📈 Shape Up →
Ryan Singer and the Basecamp team just released their new ebook on product development, called Shape Up, made available for free online. Me and some of our team here have already dug into it and are finding some interesting ideas to experiment with in our own product development cycles.
On shaping and wireframing:
When design leaders go straight to wireframes or high-fidelity mockups, they define too much detail too early. This leaves designers no room for creativity.
Appetites:
Whether we’re champing at the bit or reluctant to dive in, it helps to explicitly define how much of our time and attention the subject deserves. Is this something worth a quick fix if we can manage? Is it a big idea worth an entire cycle? Would we redesign what we already have to accommodate it? Will we only consider it if we can implement it as a minor tweak?
Breadboarding:
Deciding to include an indicator light and a rotary knob is very different from debating the chassis material, whether the knob should go to the left of the light or the right, how sharp the corners should be, and so on.

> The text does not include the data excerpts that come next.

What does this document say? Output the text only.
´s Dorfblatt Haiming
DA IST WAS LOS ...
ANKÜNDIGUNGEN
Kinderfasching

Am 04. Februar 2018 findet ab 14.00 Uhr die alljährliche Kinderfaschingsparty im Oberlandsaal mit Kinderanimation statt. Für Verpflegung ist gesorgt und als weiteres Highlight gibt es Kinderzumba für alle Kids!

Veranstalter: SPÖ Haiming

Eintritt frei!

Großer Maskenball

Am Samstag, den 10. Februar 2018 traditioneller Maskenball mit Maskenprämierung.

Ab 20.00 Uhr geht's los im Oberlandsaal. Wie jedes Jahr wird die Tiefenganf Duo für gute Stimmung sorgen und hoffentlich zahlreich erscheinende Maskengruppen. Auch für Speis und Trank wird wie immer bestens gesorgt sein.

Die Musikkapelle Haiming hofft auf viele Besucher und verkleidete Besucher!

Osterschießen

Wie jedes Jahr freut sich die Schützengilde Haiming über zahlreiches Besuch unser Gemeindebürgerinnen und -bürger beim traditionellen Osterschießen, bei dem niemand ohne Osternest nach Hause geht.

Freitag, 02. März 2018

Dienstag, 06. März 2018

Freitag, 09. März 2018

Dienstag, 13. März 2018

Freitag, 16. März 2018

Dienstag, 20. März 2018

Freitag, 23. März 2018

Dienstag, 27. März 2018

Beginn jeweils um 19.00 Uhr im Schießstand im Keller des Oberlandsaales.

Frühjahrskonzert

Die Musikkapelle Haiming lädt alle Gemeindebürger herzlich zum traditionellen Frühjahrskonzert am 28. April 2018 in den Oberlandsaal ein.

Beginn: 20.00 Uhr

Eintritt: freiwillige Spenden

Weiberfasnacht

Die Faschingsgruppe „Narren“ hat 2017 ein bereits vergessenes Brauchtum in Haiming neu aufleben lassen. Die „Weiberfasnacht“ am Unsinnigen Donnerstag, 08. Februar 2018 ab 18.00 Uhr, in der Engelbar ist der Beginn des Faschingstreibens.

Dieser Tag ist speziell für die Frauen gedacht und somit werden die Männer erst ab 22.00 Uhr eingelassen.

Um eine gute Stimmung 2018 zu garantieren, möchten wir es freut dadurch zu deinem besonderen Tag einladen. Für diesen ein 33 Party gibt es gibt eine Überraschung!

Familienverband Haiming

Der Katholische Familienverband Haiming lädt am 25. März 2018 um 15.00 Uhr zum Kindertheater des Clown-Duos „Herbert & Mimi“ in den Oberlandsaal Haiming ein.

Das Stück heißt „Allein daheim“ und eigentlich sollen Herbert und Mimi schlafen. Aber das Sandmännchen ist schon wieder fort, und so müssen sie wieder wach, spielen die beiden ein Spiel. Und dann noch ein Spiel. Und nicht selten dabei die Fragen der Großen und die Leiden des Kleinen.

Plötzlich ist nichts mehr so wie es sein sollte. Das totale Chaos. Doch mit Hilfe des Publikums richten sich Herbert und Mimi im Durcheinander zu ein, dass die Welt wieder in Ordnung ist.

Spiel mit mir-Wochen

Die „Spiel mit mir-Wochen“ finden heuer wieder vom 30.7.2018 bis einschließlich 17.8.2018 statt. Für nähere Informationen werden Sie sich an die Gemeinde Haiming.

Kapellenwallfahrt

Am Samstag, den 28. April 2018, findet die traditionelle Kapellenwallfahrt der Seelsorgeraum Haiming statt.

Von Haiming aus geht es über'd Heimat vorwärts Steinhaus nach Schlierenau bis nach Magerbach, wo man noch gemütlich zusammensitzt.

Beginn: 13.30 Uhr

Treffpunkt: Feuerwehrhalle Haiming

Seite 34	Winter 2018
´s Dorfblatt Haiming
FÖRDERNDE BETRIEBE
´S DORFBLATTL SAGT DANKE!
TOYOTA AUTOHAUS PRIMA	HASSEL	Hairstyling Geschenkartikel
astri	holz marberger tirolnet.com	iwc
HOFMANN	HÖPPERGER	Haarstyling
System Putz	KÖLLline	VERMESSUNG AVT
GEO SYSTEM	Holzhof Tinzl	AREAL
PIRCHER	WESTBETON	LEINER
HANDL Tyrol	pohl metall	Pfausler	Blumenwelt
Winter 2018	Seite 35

Similarly, we can sketch and discuss the key components and connections of an interface idea without specifying a particular visual design. To do that, we can use a simple shorthand. There are three basic things we’ll draw:
- Places: These are things you can navigate to, like screens, dialogs, or menus that pop up.
- Affordances: These are things the user can act on, like buttons and fields. We consider interface copy to be an affordance, too. Reading it is an act that gives the user information for subsequent actions.
- Connection lines: These show how the affordances take the user from place to place.
I’m planning to go through it completely this weekend. There are a couple of ideas here to try out right out of the gate.